Detecting outlier markers showing minor allele frequencies linked to environmental variables is a first step towards the identification of adaptive processes and demonstrating the existence of such correlation does not prove that local adaptation occurs in the wild. Then, outcomes from population genomic studies should be further investigated at a functional level, to test the functional importance of the candidate SNP in a specific ecological context. For that purpose, additional genomic data such as sequencing of a full-genome and transcriptome analyses of gene expression would be required to provide new insights on the possibility that this gene is really involved in local adaptation process of M. surmuletus populations in the Mediterranean Sea. Nevertheless, the entire list of candidate genes found here may serve future studies as a useful database to investigate local adaptation process in species experiencing changes in salinity.

Comparing approaches for detecting genomic signal of selection

The outcomes from the six genome scan methods varied widely in term of the number and identity of outliers detected in this study (Fig. 2). Such inconsistencies between methods were expected since their algorithms and prior assumptions considerably differ. All methods, except gINLAnd and PCAdapt, assume a linear relationship between SNP allele frequencies and the environmental variable [43, 50, 73]. gINLAnd uses a logit transformation of the allele frequencies [49], whereas PCAdapt maximizes their variances in a PCA without accounting for any environmental variable [74].
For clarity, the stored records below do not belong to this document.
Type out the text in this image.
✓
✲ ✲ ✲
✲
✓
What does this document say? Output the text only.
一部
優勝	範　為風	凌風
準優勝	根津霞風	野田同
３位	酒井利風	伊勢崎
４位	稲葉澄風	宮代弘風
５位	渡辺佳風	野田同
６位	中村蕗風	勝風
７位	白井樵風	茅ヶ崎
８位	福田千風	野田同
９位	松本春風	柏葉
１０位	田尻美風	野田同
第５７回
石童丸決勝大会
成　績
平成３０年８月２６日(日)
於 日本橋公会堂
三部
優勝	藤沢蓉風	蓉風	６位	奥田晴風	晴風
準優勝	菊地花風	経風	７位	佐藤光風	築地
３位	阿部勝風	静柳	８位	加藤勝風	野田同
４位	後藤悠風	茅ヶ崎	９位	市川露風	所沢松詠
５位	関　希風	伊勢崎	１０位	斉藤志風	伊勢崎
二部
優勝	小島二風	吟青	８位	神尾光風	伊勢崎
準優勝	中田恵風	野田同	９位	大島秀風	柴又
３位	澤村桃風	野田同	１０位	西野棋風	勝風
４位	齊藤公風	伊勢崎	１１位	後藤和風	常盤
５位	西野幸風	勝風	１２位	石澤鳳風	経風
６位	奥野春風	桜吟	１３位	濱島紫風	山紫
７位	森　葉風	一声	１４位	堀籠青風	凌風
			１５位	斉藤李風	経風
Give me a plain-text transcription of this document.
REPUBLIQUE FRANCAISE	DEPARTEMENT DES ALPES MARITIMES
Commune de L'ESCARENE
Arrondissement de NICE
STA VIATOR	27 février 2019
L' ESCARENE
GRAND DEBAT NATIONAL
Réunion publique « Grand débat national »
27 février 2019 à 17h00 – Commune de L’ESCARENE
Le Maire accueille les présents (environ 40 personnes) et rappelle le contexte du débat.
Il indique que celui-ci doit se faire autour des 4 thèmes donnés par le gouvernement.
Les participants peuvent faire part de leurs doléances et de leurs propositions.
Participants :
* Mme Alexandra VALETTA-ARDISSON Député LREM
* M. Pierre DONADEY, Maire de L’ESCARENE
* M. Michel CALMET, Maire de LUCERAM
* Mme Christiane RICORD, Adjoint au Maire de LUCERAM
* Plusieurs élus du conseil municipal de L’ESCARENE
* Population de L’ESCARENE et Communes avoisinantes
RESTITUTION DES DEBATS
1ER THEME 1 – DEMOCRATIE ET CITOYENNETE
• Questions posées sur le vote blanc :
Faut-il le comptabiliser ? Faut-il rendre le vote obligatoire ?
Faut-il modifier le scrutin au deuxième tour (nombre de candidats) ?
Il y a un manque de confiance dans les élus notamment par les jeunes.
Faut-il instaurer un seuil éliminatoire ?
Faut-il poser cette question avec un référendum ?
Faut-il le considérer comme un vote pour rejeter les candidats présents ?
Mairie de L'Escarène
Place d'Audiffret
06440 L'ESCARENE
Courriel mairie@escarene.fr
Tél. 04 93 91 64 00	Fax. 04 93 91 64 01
Correcting for confounding effects, such as spatial structure or allele surfing, was recently at the heart of genome scan methods development [26]. Therefore, one major difference among the genome scan methods performed in this study was whether this method integrates population or spatial structure correction or not. Indeed, as expected, methods that do not account for population or spatial structure (PCAdapt and LM) detected the largest sets of outliers, whereas gINLAnd, MSOD and RDA, which accounts for it, identified fewer candidates (between seven and eleven). Controlling for spatial structure or IBD is expected to decrease the number of false positive, but also to reduce the power to detect true adaptive SNPs, thus limiting the ability of the methods to detect genomic signals of selection [75]. Such a control normally allows reducing the False Discovery Rate (FDR), by increasing the number of true positives relative to the total number of positives. This strategy is especially relevant when demographic patterns such as isolation by distance or allele surfing [76] may mimic genomic signals of selection along an environmental gradient, which is the case of our dataset since longitude is strongly correlated to salinity (i.e., SSS_max; r = 0.85, p-value = 5.14 × 10^− 14; Fig. 3a). Thus, the set of outliers detected by PCAdapt and LM is expected to contain a high rate of false positives, but probably also includes more true positives [26]. Therefore, using methods that do not correct for population or spatial structure may represent an efficient strategy to uncover potential candidate genes overall when environmental gradient is confounded with spatial structure. The function of these genes can then be verified first using a blast search and in a second step with a more direct approach such mutagenesis, shedding light on the adaptation process, from genotype to phenotype.

Limits of the study

The relatively low number of markers (1153 SNPs) used in our study is expected to only represent a small fraction of the genome. Thus, our adaptive genomic study based on these SNPs most likely leaves out genes possibly involved in salinity adaptation but which do not contain - or are not linked to - any SNPs in this dataset [77]. In addition, the union of six genome scans methods identified 15% of the SNPs as outliers, which is an extremely high proportion and surely contains a high number of false positives. However, the aim of this study is to provide a large set of outliers, and then test their relevance though the observation of their minor allele frequency distribution and using blast alignments. Hence, a high false discovery rate is not prohibitive here, since the candidate SNPs were not directly considered as adaptive and as we underlined the need to further investigate their impact at the phenotype level. In that case, using the combination of well-calibrated genome scan methods is an efficient strategy to increase our ability to detect any potential genomic footprint of selection as it has also been suggested by François et al. [26].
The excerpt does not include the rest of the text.